Она ждала, не зная, что сказать, не понимая, чего он от нее хочет.
– Лотгар тебя не обидит.
– Пусть обижает, мне все равно. Но только вели ему действовать быстро. И разить наповал.
Он крякнул:
– Ты странное дитя. Лотгар может от тебя отказаться.
Она знала, что не откажется. Но ничего не сказала.
– Он захочет узнать про твой дом. Лучше все ему рассказать.
Перед глазами возникли выжженные поля, разрушенная деревня. Что такое дом? Родной край? Земля под ногами? Или дом – это люди? Она не спросила.
– У меня нет дома, – прошептала она.
– Зачем ты здесь? – спросил он, снова одолеваемый подозрениями. И страхом.
Лишь поняв, что он боится, она решилась ответить.
– Не знаю. Я это место не выбирала. Вся моя семья умерла. Я тоже хотела умереть, но море меня не приняло. Меня не принял Один. И смерть. И никто не примет. Ни ты, ни кто‐то другой.
Ее голос звучал так жалобно, что она мысленно обругала себя, но, когда Арвин снова заговорил, тон его смягчился:
– Дочь Сонгров, ты не можешь остаться здесь.
– Я и не хочу здесь оставаться, – сказала она.
То была и правда… и ложь. Ей не хотелось иметь ничего общего с Арвином, но очень хотелось остаться с Хёдом.
– Хёду это во вред, – прибавил Арвин.
– Почему? – спросила она, уже зная, чтó он ответит.
– Все его чувства притупляются, когда ты рядом с ним.
– Все его чувства? – Нет, неправда.
– Все чувства, кроме зрения, – уточнил Арвин. – Когда он видит, то уже ничего не слышит.
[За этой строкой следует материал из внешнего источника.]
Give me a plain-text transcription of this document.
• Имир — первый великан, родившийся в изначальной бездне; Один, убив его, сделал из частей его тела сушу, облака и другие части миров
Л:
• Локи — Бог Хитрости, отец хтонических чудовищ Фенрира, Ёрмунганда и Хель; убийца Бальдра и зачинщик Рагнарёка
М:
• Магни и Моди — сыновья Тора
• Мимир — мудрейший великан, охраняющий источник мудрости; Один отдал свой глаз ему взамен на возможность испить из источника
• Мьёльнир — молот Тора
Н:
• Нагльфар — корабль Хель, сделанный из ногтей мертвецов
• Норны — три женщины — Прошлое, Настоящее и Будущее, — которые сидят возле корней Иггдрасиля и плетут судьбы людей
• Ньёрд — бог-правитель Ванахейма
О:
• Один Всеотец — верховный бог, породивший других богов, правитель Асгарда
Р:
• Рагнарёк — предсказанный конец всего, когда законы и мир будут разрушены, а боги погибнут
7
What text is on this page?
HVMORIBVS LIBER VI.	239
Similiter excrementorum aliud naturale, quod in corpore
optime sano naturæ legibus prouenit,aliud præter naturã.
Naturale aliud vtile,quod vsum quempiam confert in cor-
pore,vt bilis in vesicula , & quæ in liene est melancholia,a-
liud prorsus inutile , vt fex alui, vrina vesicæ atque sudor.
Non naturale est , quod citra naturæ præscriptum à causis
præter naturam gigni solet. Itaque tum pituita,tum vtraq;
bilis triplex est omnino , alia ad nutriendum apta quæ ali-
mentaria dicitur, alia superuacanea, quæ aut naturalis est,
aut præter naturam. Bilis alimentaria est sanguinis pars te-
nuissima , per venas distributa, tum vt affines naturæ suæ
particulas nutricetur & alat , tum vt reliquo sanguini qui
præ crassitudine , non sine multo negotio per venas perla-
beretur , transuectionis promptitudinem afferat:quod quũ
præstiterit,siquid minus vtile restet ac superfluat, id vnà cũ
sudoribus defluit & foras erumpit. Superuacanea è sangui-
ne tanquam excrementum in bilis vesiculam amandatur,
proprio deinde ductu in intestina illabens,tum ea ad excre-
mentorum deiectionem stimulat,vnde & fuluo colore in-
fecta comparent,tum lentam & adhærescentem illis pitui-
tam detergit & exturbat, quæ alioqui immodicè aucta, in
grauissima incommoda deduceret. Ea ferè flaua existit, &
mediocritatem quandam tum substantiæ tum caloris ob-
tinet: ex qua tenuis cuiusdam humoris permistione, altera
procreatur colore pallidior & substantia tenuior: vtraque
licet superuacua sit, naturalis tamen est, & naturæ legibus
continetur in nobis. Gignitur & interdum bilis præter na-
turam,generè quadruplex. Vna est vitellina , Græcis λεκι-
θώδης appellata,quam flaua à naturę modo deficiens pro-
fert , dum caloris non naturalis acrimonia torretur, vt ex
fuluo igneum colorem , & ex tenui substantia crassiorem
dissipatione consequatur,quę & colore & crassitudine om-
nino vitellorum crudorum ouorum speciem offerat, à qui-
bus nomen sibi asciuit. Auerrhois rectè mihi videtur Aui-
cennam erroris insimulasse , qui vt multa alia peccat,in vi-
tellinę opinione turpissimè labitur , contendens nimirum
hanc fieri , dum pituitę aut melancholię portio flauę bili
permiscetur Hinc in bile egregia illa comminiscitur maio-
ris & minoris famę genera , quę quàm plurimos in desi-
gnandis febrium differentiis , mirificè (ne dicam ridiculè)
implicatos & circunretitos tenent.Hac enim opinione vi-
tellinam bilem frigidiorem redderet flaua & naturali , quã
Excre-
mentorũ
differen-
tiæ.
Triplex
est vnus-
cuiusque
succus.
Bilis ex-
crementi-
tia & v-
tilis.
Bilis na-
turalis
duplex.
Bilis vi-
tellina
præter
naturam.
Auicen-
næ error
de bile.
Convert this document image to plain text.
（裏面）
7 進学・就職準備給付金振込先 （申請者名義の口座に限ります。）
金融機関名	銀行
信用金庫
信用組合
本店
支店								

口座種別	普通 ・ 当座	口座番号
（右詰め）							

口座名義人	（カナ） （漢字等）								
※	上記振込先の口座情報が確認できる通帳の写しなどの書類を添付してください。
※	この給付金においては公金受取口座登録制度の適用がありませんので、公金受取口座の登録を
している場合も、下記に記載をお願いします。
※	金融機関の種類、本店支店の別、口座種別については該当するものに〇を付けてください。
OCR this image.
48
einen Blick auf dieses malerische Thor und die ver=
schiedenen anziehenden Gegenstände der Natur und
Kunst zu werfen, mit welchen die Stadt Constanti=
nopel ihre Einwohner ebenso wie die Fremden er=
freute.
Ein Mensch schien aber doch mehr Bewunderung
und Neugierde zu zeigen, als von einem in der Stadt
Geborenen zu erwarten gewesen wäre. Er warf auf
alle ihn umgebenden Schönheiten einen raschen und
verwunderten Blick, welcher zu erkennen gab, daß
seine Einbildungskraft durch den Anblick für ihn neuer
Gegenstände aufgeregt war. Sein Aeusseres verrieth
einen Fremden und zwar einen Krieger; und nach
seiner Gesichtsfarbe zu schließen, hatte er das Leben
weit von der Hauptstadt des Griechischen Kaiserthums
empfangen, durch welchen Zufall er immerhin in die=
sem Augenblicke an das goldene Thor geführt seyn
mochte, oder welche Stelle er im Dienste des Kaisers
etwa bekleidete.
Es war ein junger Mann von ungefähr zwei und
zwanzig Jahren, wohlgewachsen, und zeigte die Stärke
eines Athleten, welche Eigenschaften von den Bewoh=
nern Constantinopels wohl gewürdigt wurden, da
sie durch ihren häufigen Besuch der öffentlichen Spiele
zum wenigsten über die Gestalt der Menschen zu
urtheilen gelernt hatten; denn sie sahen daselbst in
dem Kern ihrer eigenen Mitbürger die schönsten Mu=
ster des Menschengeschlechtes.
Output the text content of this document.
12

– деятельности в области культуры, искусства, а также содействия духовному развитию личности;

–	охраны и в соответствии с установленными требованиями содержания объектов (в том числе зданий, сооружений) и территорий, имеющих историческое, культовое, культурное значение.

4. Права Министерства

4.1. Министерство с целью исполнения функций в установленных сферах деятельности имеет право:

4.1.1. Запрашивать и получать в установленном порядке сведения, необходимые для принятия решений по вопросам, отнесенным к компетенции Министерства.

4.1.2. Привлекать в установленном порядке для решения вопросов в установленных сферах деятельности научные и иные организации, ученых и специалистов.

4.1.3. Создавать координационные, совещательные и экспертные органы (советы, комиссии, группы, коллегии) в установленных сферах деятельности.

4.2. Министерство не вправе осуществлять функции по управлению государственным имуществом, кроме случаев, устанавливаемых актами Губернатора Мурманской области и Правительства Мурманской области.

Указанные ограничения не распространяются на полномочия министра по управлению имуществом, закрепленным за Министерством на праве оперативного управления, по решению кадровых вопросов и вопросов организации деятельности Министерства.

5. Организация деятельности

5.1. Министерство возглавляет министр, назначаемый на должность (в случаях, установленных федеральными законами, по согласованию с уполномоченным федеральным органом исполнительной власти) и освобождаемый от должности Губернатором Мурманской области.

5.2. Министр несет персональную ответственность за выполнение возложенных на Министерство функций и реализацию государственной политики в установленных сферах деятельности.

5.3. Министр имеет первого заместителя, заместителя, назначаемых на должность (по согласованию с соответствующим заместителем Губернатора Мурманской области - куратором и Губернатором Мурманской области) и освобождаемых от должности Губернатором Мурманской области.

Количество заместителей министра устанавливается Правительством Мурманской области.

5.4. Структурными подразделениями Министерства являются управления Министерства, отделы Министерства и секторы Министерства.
Не чувствует. Словно мучимый жаждой пьянчужка, он хватается за то, что считает чудодейственным эликсиром. Ты не можешь петь ему вечно. А как только ты замолчишь… он снова погрузится во тьму.
– Значит, я не буду ему петь, – пообещала она.
Он презрительно фыркнул.
– Ты все твердишь о рунах. Ты за них боишься? Я не умею писать слова. Не умею читать. Я не знаю твои глупые руны, – сказала она.
Он свирепо уставился на нее, но она продолжала, надеясь его убедить:
– Хёд говорит, ты хранитель пещеры. Мне твоя пещера не нужна. Мне совсем ничего не нужно… кроме, может, еды да места для сна. – Ей хотелось есть. Аппетит возвращался.
Быть может, это значило, что она снова ценила жизнь и потому не хотела умереть. Плохой знак. Прежде она уже ценила и свою жизнь, и жизнь тех, кто был ей дорог. Этого больше не будет. Но ей нужно было где‐нибудь жить.
– Я вовсе не знаю руны, – повторила она. – Я знаю лишь песни.